Luciana Castellina. Eppure abbiamo avuto dei momenti di collaborazione. Ricordo quando con il movimento delle Donne in nero marciavamo lungo le mura di Gerusalemme. Lo abbiamo fatto per anni, poi è finito tutto. Perché? Bisognerebbe ritrovare quei canali. Quando ero presidente della Commissione Cultura del Parlamento europeo abbiamo fatto molte riunioni e creato progetti di collaborazione cinematografica tra israeliani e palestinesi. Potremmo ripartire da lì e con l’aiuto dell’Europa cercare di riallacciare i rapporti. Il cinema è un bel soggetto. Potrebbe diventare un soggetto attivo, ad esempio, coinvolgendo tutti i festival per promuovere iniziative comuni e mettendo insieme israeliani e palestinesi, ciascuno con i loro film.

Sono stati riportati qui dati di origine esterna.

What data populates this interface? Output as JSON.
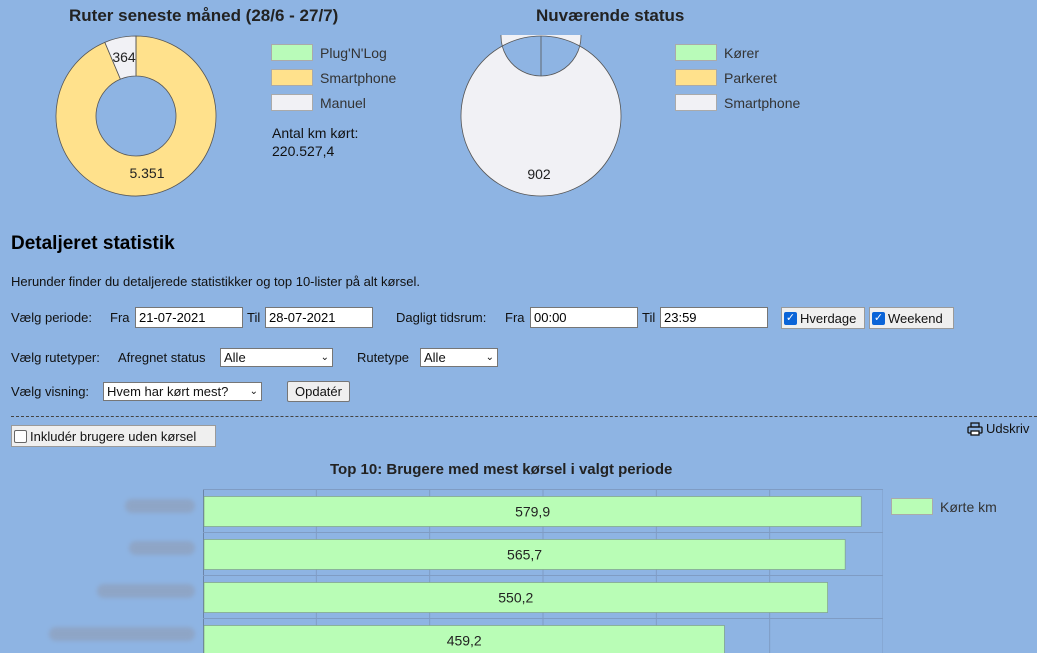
{
  "chart_data": [
    {
      "type": "pie",
      "title": "Ruter seneste måned (28/6 - 27/7)",
      "categories": [
        "Plug'N'Log",
        "Smartphone",
        "Manuel"
      ],
      "values": [
        0,
        5351,
        364
      ],
      "value_labels": [
        "",
        "5.351",
        "364"
      ],
      "colors": [
        "#b9fbb9",
        "#ffe18c",
        "#f1f1f5"
      ],
      "legend": "right"
    },
    {
      "type": "pie",
      "title": "Nuværende status",
      "categories": [
        "Kører",
        "Parkeret",
        "Smartphone"
      ],
      "values": [
        0,
        0,
        902
      ],
      "value_labels": [
        "",
        "",
        "902"
      ],
      "colors": [
        "#b9fbb9",
        "#ffe18c",
        "#f1f1f5"
      ],
      "legend": "right"
    },
    {
      "type": "bar",
      "orientation": "horizontal",
      "title": "Top 10: Brugere med mest kørsel i valgt periode",
      "series": [
        {
          "name": "Kørte km",
          "values": [
            579.9,
            565.7,
            550.2,
            459.2
          ]
        }
      ],
      "value_labels": [
        "579,9",
        "565,7",
        "550,2",
        "459,2"
      ],
      "color": "#b9fdb6",
      "xlim": [
        0,
        600
      ],
      "grid": true,
      "legend": "top-right"
    }
  ],
  "summary": {
    "km_label": "Antal km kørt:",
    "km_value": "220.527,4"
  },
  "section": {
    "title": "Detaljeret statistik",
    "description": "Herunder finder du detaljerede statistikker og top 10-lister på alt kørsel."
  },
  "filters": {
    "period_label": "Vælg periode:",
    "from_label": "Fra",
    "from_value": "21-07-2021",
    "to_label": "Til",
    "to_value": "28-07-2021",
    "daily_label": "Dagligt tidsrum:",
    "daily_from_label": "Fra",
    "daily_from_value": "00:00",
    "daily_to_label": "Til",
    "daily_to_value": "23:59",
    "weekdays_label": "Hverdage",
    "weekend_label": "Weekend",
    "route_types_label": "Vælg rutetyper:",
    "billing_label": "Afregnet status",
    "billing_value": "Alle",
    "route_type_label": "Rutetype",
    "route_type_value": "Alle",
    "view_label": "Vælg visning:",
    "view_value": "Hvem har kørt mest?",
    "update_label": "Opdatér",
    "include_label": "Inkludér brugere uden kørsel",
    "print_label": "Udskriv"
  }
}
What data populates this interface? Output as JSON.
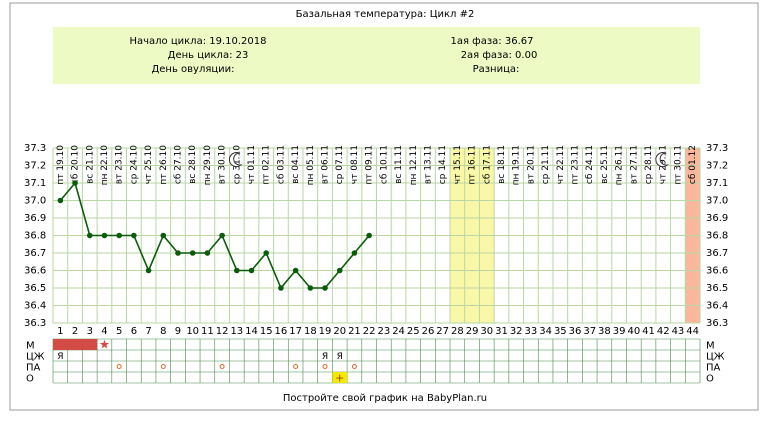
{
  "chart_data": {
    "type": "line",
    "title": "Базальная температура: Цикл #2",
    "info_left": [
      "Начало цикла: 19.10.2018",
      "День цикла: 23",
      "День овуляции:"
    ],
    "info_right": [
      "1ая фаза: 36.67",
      "2ая фаза: 0.00",
      "Разница:"
    ],
    "footer": "Постройте свой график на BabyPlan.ru",
    "categories": [
      1,
      2,
      3,
      4,
      5,
      6,
      7,
      8,
      9,
      10,
      11,
      12,
      13,
      14,
      15,
      16,
      17,
      18,
      19,
      20,
      21,
      22,
      23,
      24,
      25,
      26,
      27,
      28,
      29,
      30,
      31,
      32,
      33,
      34,
      35,
      36,
      37,
      38,
      39,
      40,
      41,
      42,
      43,
      44
    ],
    "dates": [
      "пт 19.10",
      "сб 20.10",
      "вс 21.10",
      "пн 22.10",
      "вт 23.10",
      "ср 24.10",
      "чт 25.10",
      "пт 26.10",
      "сб 27.10",
      "вс 28.10",
      "пн 29.10",
      "вт 30.10",
      "ср 31.10",
      "чт 01.11",
      "пт 02.11",
      "сб 03.11",
      "вс 04.11",
      "пн 05.11",
      "вт 06.11",
      "ср 07.11",
      "чт 08.11",
      "пт 09.11",
      "сб 10.11",
      "вс 11.11",
      "пн 12.11",
      "вт 13.11",
      "ср 14.11",
      "чт 15.11",
      "пт 16.11",
      "сб 17.11",
      "вс 18.11",
      "пн 19.11",
      "вт 20.11",
      "ср 21.11",
      "чт 22.11",
      "пт 23.11",
      "сб 24.11",
      "вс 25.11",
      "пн 26.11",
      "вт 27.11",
      "ср 28.11",
      "чт 29.11",
      "пт 30.11",
      "сб 01.12"
    ],
    "series": [
      {
        "color": "#0a5c0a",
        "values": [
          37.0,
          37.1,
          36.8,
          36.8,
          36.8,
          36.8,
          36.6,
          36.8,
          36.7,
          36.7,
          36.7,
          36.8,
          36.6,
          36.6,
          36.7,
          36.5,
          36.6,
          36.5,
          36.5,
          36.6,
          36.7,
          36.8,
          null,
          null,
          null,
          null,
          null,
          null,
          null,
          null,
          null,
          null,
          null,
          null,
          null,
          null,
          null,
          null,
          null,
          null,
          null,
          null,
          null,
          null
        ]
      }
    ],
    "ylim": [
      36.3,
      37.3
    ],
    "yticks": [
      36.3,
      36.4,
      36.5,
      36.6,
      36.7,
      36.8,
      36.9,
      {
        "value": 37,
        "label": "37.0"
      },
      37.1,
      37.2,
      37.3
    ],
    "grid": true,
    "bands": [
      {
        "from": 28,
        "to": 30,
        "color": "#f8f8a8"
      },
      {
        "from": 44,
        "to": 44,
        "color": "#f9b89c"
      }
    ],
    "moon_days": [
      13,
      42
    ],
    "row_labels": [
      "М",
      "ЦЖ",
      "ПА",
      "О"
    ],
    "m_days": [
      1,
      2,
      3
    ],
    "m_color": "#d44a45",
    "m_star_day": 4,
    "czh": [
      {
        "day": 1,
        "text": "Я"
      },
      {
        "day": 19,
        "text": "Я"
      },
      {
        "day": 20,
        "text": "Я"
      }
    ],
    "pa_days": [
      5,
      8,
      12,
      17,
      19,
      21
    ],
    "o": [
      {
        "day": 20,
        "text": "+"
      }
    ]
  }
}
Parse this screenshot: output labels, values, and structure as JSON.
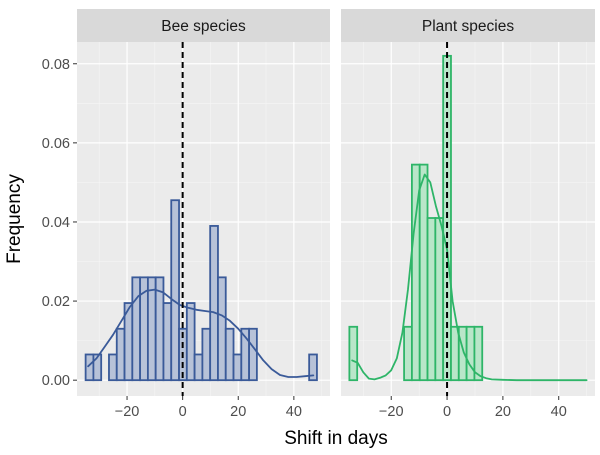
{
  "chart_data": {
    "type": "histogram",
    "xlabel": "Shift in days",
    "ylabel": "Frequency",
    "xlim": [
      -38,
      53
    ],
    "ylim": [
      -0.004,
      0.0855
    ],
    "x_ticks": [
      -20,
      0,
      20,
      40
    ],
    "x_tick_labels": [
      "−20",
      "0",
      "20",
      "40"
    ],
    "y_ticks": [
      0,
      0.02,
      0.04,
      0.06,
      0.08
    ],
    "y_tick_labels": [
      "0.00",
      "0.02",
      "0.04",
      "0.06",
      "0.08"
    ],
    "reference_line_x": 0,
    "bin_width": 2.8,
    "grid": true,
    "panels": [
      {
        "label": "Bee species",
        "color": "#3a5a99",
        "fill": "#b7c2d8",
        "bars": [
          {
            "x0": -34.9,
            "x1": -32.1,
            "y": 0.0065
          },
          {
            "x0": -32.1,
            "x1": -29.3,
            "y": 0.0065
          },
          {
            "x0": -26.5,
            "x1": -23.7,
            "y": 0.0065
          },
          {
            "x0": -23.7,
            "x1": -20.9,
            "y": 0.013
          },
          {
            "x0": -20.9,
            "x1": -18.1,
            "y": 0.0195
          },
          {
            "x0": -18.1,
            "x1": -15.3,
            "y": 0.026
          },
          {
            "x0": -15.3,
            "x1": -12.5,
            "y": 0.026
          },
          {
            "x0": -12.5,
            "x1": -9.7,
            "y": 0.026
          },
          {
            "x0": -9.7,
            "x1": -6.9,
            "y": 0.026
          },
          {
            "x0": -6.9,
            "x1": -4.1,
            "y": 0.0195
          },
          {
            "x0": -4.1,
            "x1": -1.3,
            "y": 0.0455
          },
          {
            "x0": -1.3,
            "x1": 1.5,
            "y": 0.013
          },
          {
            "x0": 1.5,
            "x1": 4.3,
            "y": 0.0195
          },
          {
            "x0": 4.3,
            "x1": 7.1,
            "y": 0.0065
          },
          {
            "x0": 7.1,
            "x1": 9.9,
            "y": 0.013
          },
          {
            "x0": 9.9,
            "x1": 12.7,
            "y": 0.039
          },
          {
            "x0": 12.7,
            "x1": 15.5,
            "y": 0.026
          },
          {
            "x0": 15.5,
            "x1": 18.3,
            "y": 0.013
          },
          {
            "x0": 18.3,
            "x1": 21.1,
            "y": 0.0065
          },
          {
            "x0": 21.1,
            "x1": 23.9,
            "y": 0.013
          },
          {
            "x0": 23.9,
            "x1": 26.7,
            "y": 0.013
          },
          {
            "x0": 45.5,
            "x1": 48.3,
            "y": 0.0065
          }
        ],
        "density": {
          "x": [
            -34,
            -31,
            -28,
            -25,
            -22,
            -19,
            -16,
            -13,
            -10,
            -7,
            -4,
            -1,
            2,
            5,
            8,
            11,
            14,
            17,
            20,
            23,
            26,
            29,
            32,
            35,
            38,
            41,
            44,
            47
          ],
          "y": [
            0.0035,
            0.0055,
            0.0085,
            0.0115,
            0.015,
            0.0185,
            0.0212,
            0.0226,
            0.0229,
            0.0222,
            0.0205,
            0.019,
            0.0183,
            0.0178,
            0.0175,
            0.0172,
            0.0164,
            0.015,
            0.013,
            0.0105,
            0.0078,
            0.005,
            0.0028,
            0.0013,
            0.0008,
            0.0008,
            0.001,
            0.0012
          ]
        }
      },
      {
        "label": "Plant species",
        "color": "#2eb568",
        "fill": "#b9e6c9",
        "bars": [
          {
            "x0": -35.0,
            "x1": -32.2,
            "y": 0.0135
          },
          {
            "x0": -15.4,
            "x1": -12.6,
            "y": 0.0135
          },
          {
            "x0": -12.6,
            "x1": -9.8,
            "y": 0.0545
          },
          {
            "x0": -9.8,
            "x1": -7.0,
            "y": 0.0545
          },
          {
            "x0": -7.0,
            "x1": -4.2,
            "y": 0.041
          },
          {
            "x0": -4.2,
            "x1": -1.4,
            "y": 0.041
          },
          {
            "x0": -1.4,
            "x1": 1.4,
            "y": 0.082
          },
          {
            "x0": 1.4,
            "x1": 4.2,
            "y": 0.0135
          },
          {
            "x0": 4.2,
            "x1": 7.0,
            "y": 0.0135
          },
          {
            "x0": 7.0,
            "x1": 9.8,
            "y": 0.0135
          },
          {
            "x0": 9.8,
            "x1": 12.6,
            "y": 0.0135
          }
        ],
        "density": {
          "x": [
            -34,
            -32,
            -30,
            -28,
            -26,
            -24,
            -22,
            -20,
            -18,
            -16,
            -14,
            -12,
            -10,
            -8,
            -6,
            -4,
            -2,
            0,
            2,
            4,
            6,
            8,
            10,
            12,
            14,
            16,
            20,
            25,
            30,
            40,
            50
          ],
          "y": [
            0.005,
            0.0044,
            0.002,
            0.0004,
            0.0002,
            0.0006,
            0.0012,
            0.0025,
            0.0055,
            0.012,
            0.023,
            0.037,
            0.048,
            0.052,
            0.05,
            0.044,
            0.039,
            0.033,
            0.02,
            0.012,
            0.007,
            0.004,
            0.002,
            0.001,
            0.0005,
            0.0002,
            0.0001,
            0.0,
            0.0,
            0.0,
            0.0
          ]
        }
      }
    ]
  }
}
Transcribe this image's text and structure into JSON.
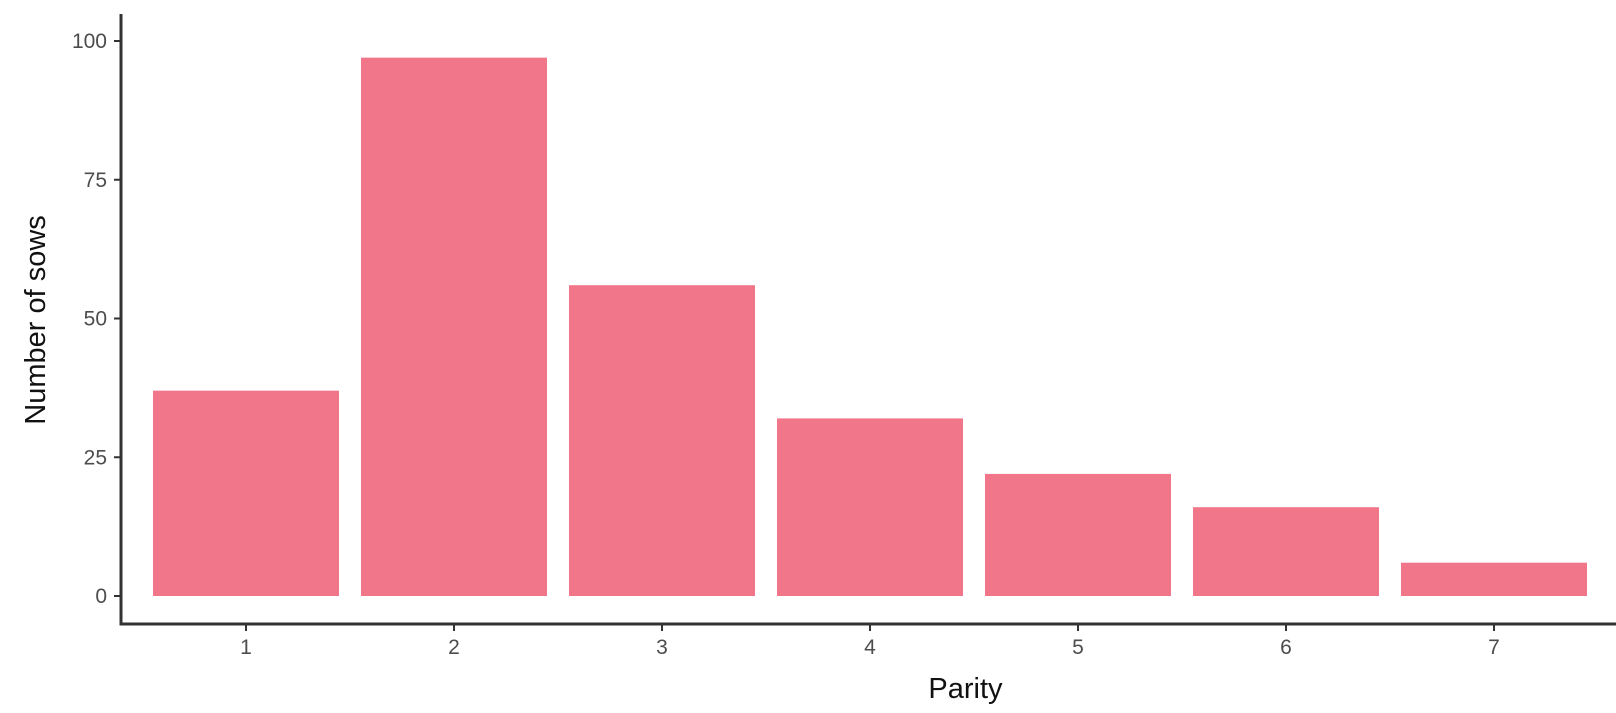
{
  "chart_data": {
    "type": "bar",
    "title": "",
    "xlabel": "Parity",
    "ylabel": "Number of sows",
    "categories": [
      "1",
      "2",
      "3",
      "4",
      "5",
      "6",
      "7"
    ],
    "values": [
      37,
      97,
      56,
      32,
      22,
      16,
      6
    ],
    "ylim": [
      0,
      100
    ],
    "yticks": [
      0,
      25,
      50,
      75,
      100
    ],
    "bar_color": "#f2768a",
    "axis_color": "#333333",
    "grid": false,
    "legend": "none"
  }
}
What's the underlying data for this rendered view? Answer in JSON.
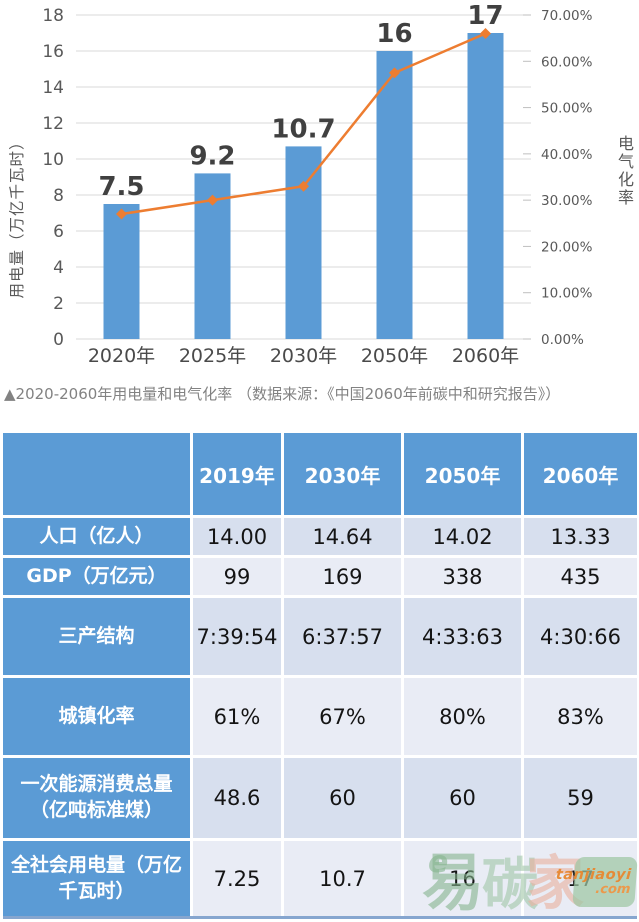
{
  "chart_data": {
    "type": "combo",
    "categories": [
      "2020年",
      "2025年",
      "2030年",
      "2050年",
      "2060年"
    ],
    "series": [
      {
        "name": "用电量",
        "type": "bar",
        "values": [
          7.5,
          9.2,
          10.7,
          16,
          17
        ],
        "labels": [
          "7.5",
          "9.2",
          "10.7",
          "16",
          "17"
        ],
        "color": "#5b9bd5",
        "axis": "left"
      },
      {
        "name": "电气化率",
        "type": "line",
        "values": [
          27,
          30,
          33,
          57.5,
          66
        ],
        "color": "#ed7d31",
        "axis": "right"
      }
    ],
    "title": "",
    "xlabel": "",
    "ylabel_left": "用电量（万亿千瓦时）",
    "ylabel_right": "电气化率",
    "ylim_left": [
      0,
      18
    ],
    "ylim_right": [
      0,
      70
    ],
    "left_ticks": [
      "0",
      "2",
      "4",
      "6",
      "8",
      "10",
      "12",
      "14",
      "16",
      "18"
    ],
    "right_ticks": [
      "0.00%",
      "10.00%",
      "20.00%",
      "30.00%",
      "40.00%",
      "50.00%",
      "60.00%",
      "70.00%"
    ],
    "grid": true,
    "legend": "none",
    "grid_color": "#d9d9d9",
    "tick_color": "#595959",
    "label_color": "#404040"
  },
  "caption": "▲2020-2060年用电量和电气化率 （数据来源：《中国2060年前碳中和研究报告》）",
  "table": {
    "header": [
      "",
      "2019年",
      "2030年",
      "2050年",
      "2060年"
    ],
    "rows": [
      {
        "label": "人口（亿人）",
        "values": [
          "14.00",
          "14.64",
          "14.02",
          "13.33"
        ]
      },
      {
        "label": "GDP（万亿元）",
        "values": [
          "99",
          "169",
          "338",
          "435"
        ]
      },
      {
        "label": "三产结构",
        "values": [
          "7:39:54",
          "6:37:57",
          "4:33:63",
          "4:30:66"
        ]
      },
      {
        "label": "城镇化率",
        "values": [
          "61%",
          "67%",
          "80%",
          "83%"
        ]
      },
      {
        "label": "一次能源消费总量（亿吨标准煤）",
        "values": [
          "48.6",
          "60",
          "60",
          "59"
        ]
      },
      {
        "label": "全社会用电量（万亿千瓦时）",
        "values": [
          "7.25",
          "10.7",
          "16",
          "17"
        ]
      }
    ],
    "header_color": "#5b9bd5",
    "band_dark": "#d7dfee",
    "band_light": "#e9ecf5"
  },
  "watermark": {
    "char1": "易",
    "char2": "碳",
    "char3": "家",
    "badge_top": "tanjiaoyi",
    "badge_bottom": ".com",
    "green": "#9ec6a3",
    "orange": "#e8872f"
  }
}
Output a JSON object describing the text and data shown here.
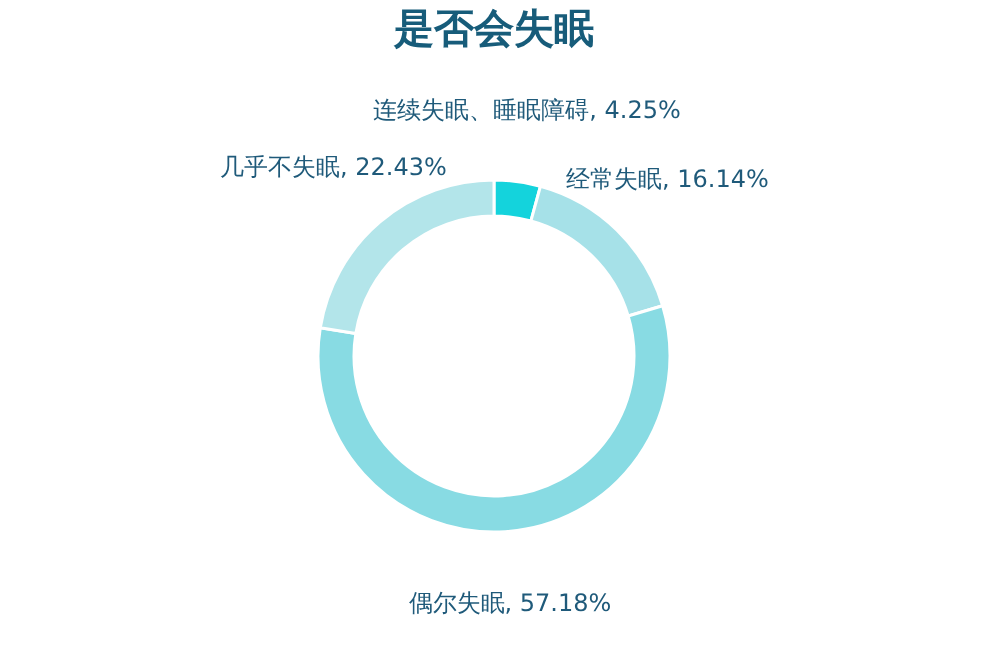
{
  "chart_data": {
    "type": "donut",
    "title": "是否会失眠",
    "categories": [
      "连续失眠、睡眠障碍",
      "经常失眠",
      "偶尔失眠",
      "几乎不失眠"
    ],
    "values": [
      4.25,
      16.14,
      57.18,
      22.43
    ],
    "value_labels": [
      "4.25%",
      "16.14%",
      "57.18%",
      "22.43%"
    ],
    "colors": [
      "#14d3dc",
      "#a6e1e8",
      "#88dbe3",
      "#b3e5ea"
    ],
    "legend": false
  }
}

Ben Jelloun. È una proposta molto generosa ma difficile da realizzare perché oggi chi prende iniziative di questo genere rischia di essere considerato un traditore. Certo, la cultura aiuta a capire, ne abbiamo bisogno, ma non può fare miracoli in un mondo dominato dalla corsa agli armamenti. Anche la poesia e la letteratura sono una risorsa, ma occorre che riescano ad arrivare lì dove serve. Quando la destra va al potere attacca la cultura perché ha paura della creatività e della libertà di pensiero. Pensiamo ad esempio a cosa succede in Afghanistan, con quello che i talebani stanno facendo alle donne. Parlo di un paese che è stato invaso prima dai sovietici e poi dagli Stati Uniti, i quali continuano a creare ovunque problemi. Come si può pensare alla pace se un sedicente presidente democratico come Joe Biden continua a dare armi a Israele per uccidere i palestinesi? Dovremmo imparare dagli animali. Nessuno di loro si riunisce per elaborare una strategia mirata a uccidere altri animali.